By standardization, Smick means truth in labeling. "Future asset-based securities should list their DNA," he says. "Who issued it and what's inside?" In terms of liability protection, there should be penalties for being deceptive or wrong in describing the DNA. This sort of transparency will attract investors back into this market much more quickly than they might otherwise return. After all, there will be bargains to be had, much as there was in the early 1990s, thanks to the Resolution Trust Corporation, the government-owned asset management company that liquidated assets, including mortgage loans, following the savings and loan crisis of the 1980s.
• There are no new risk management lessons to learn here (only the same old behavioral lessons). There is a reason that comparisons to past financial crises are constantly cropping up in the media today: Variations of this crisis have happened before and will no doubt happen again.
"This is just greed and naïveté," Smick says, by way of answering a question as to whether there are any fresh risk management lessons to be gleaned from our latest financial crisis (answer: no). "Intense greed."
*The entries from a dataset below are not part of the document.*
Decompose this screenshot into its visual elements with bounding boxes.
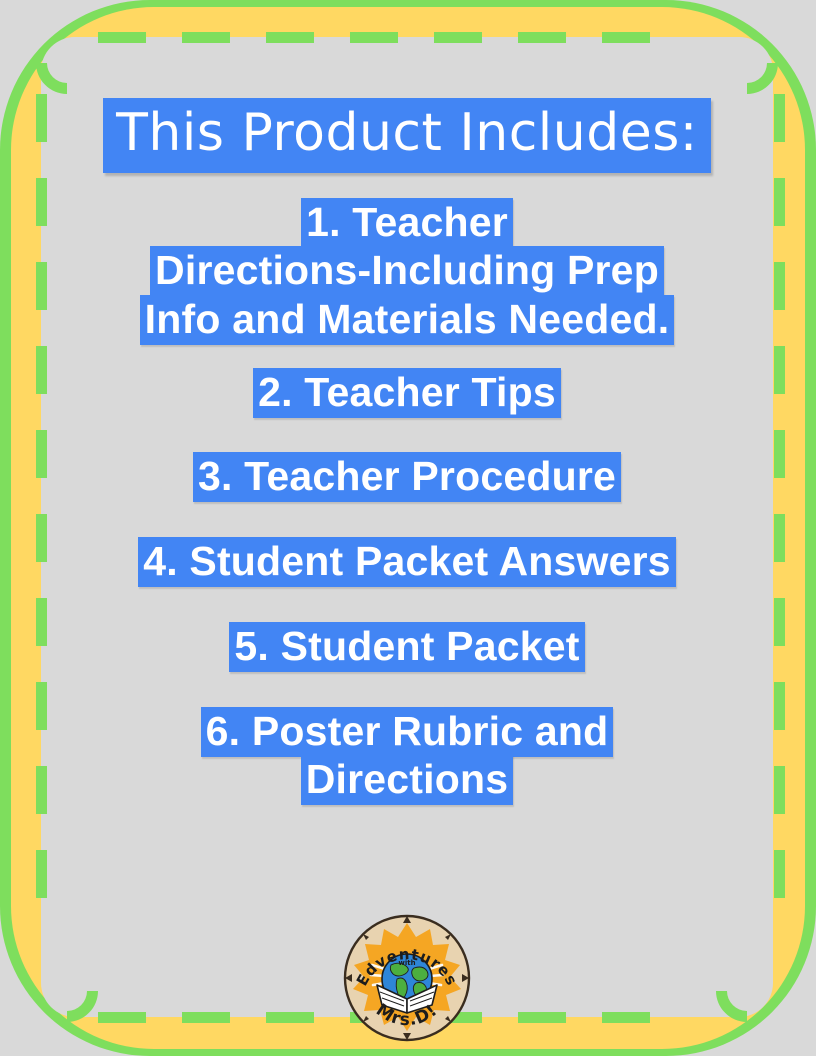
brand-logo: Edventures with Mrs.D! — [342, 913, 472, 1043]
list-item-text: 2. Teacher Tips — [253, 368, 561, 418]
border-dash — [774, 766, 785, 814]
border-dash — [774, 850, 785, 898]
list-item-text: Directions-Including Prep — [150, 246, 664, 296]
list-item: 1. TeacherDirections-Including PrepInfo … — [41, 199, 773, 343]
border-dash — [774, 346, 785, 394]
list-item-text: Info and Materials Needed. — [140, 295, 675, 345]
list-item: 6. Poster Rubric andDirections — [41, 708, 773, 803]
list-item-text: Directions — [301, 755, 514, 805]
logo-middle-text: with — [398, 959, 415, 967]
border-dash — [774, 514, 785, 562]
border-dash — [774, 262, 785, 310]
list-item: 2. Teacher Tips — [41, 369, 773, 416]
list-item-line: 2. Teacher Tips — [41, 369, 773, 416]
page-title: This Product Includes: — [103, 98, 711, 173]
product-includes-list: 1. TeacherDirections-Including PrepInfo … — [41, 199, 773, 804]
border-dash — [774, 94, 785, 142]
list-item-text: 3. Teacher Procedure — [193, 452, 621, 502]
list-item-line: 3. Teacher Procedure — [41, 453, 773, 500]
list-item-line: Directions — [41, 756, 773, 803]
edventures-logo-icon: Edventures with Mrs.D! — [342, 913, 472, 1043]
list-item-text: 5. Student Packet — [229, 622, 584, 672]
border-dash — [774, 682, 785, 730]
list-item-line: 1. Teacher — [41, 199, 773, 246]
list-item-text: 4. Student Packet Answers — [138, 537, 676, 587]
list-item-line: Info and Materials Needed. — [41, 296, 773, 343]
border-dash — [774, 598, 785, 646]
list-item-text: 1. Teacher — [301, 198, 513, 248]
border-dash — [774, 178, 785, 226]
list-item-line: 6. Poster Rubric and — [41, 708, 773, 755]
title-container: This Product Includes: — [103, 98, 711, 173]
list-item: 5. Student Packet — [41, 623, 773, 670]
poster: This Product Includes: 1. TeacherDirecti… — [0, 0, 816, 1056]
border-dash — [774, 430, 785, 478]
poster-content: This Product Includes: 1. TeacherDirecti… — [41, 37, 773, 1017]
list-item-line: Directions-Including Prep — [41, 247, 773, 294]
list-item-line: 4. Student Packet Answers — [41, 538, 773, 585]
list-item-text: 6. Poster Rubric and — [201, 707, 614, 757]
list-item-line: 5. Student Packet — [41, 623, 773, 670]
list-item: 4. Student Packet Answers — [41, 538, 773, 585]
list-item: 3. Teacher Procedure — [41, 453, 773, 500]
The investment bankers who first floated these sophisticated financial instruments were members of the varsity team, Smick explains. "They were pretty smart and they knew how to handle these instruments," he adds. "And then the junior varsity team took over. They weren't as smart, but they copied the varsity and things were OK. During the past four or five years, we've had the freshmen out there or the practice squad. Well, they didn't know what they were dealing with. All they knew was that they were making money hand over fist by shoving this stuff out the door. And they weren't experienced enough to ask what's in the stuff and whether it might come back to pollute the market's sense of the parent company's viability."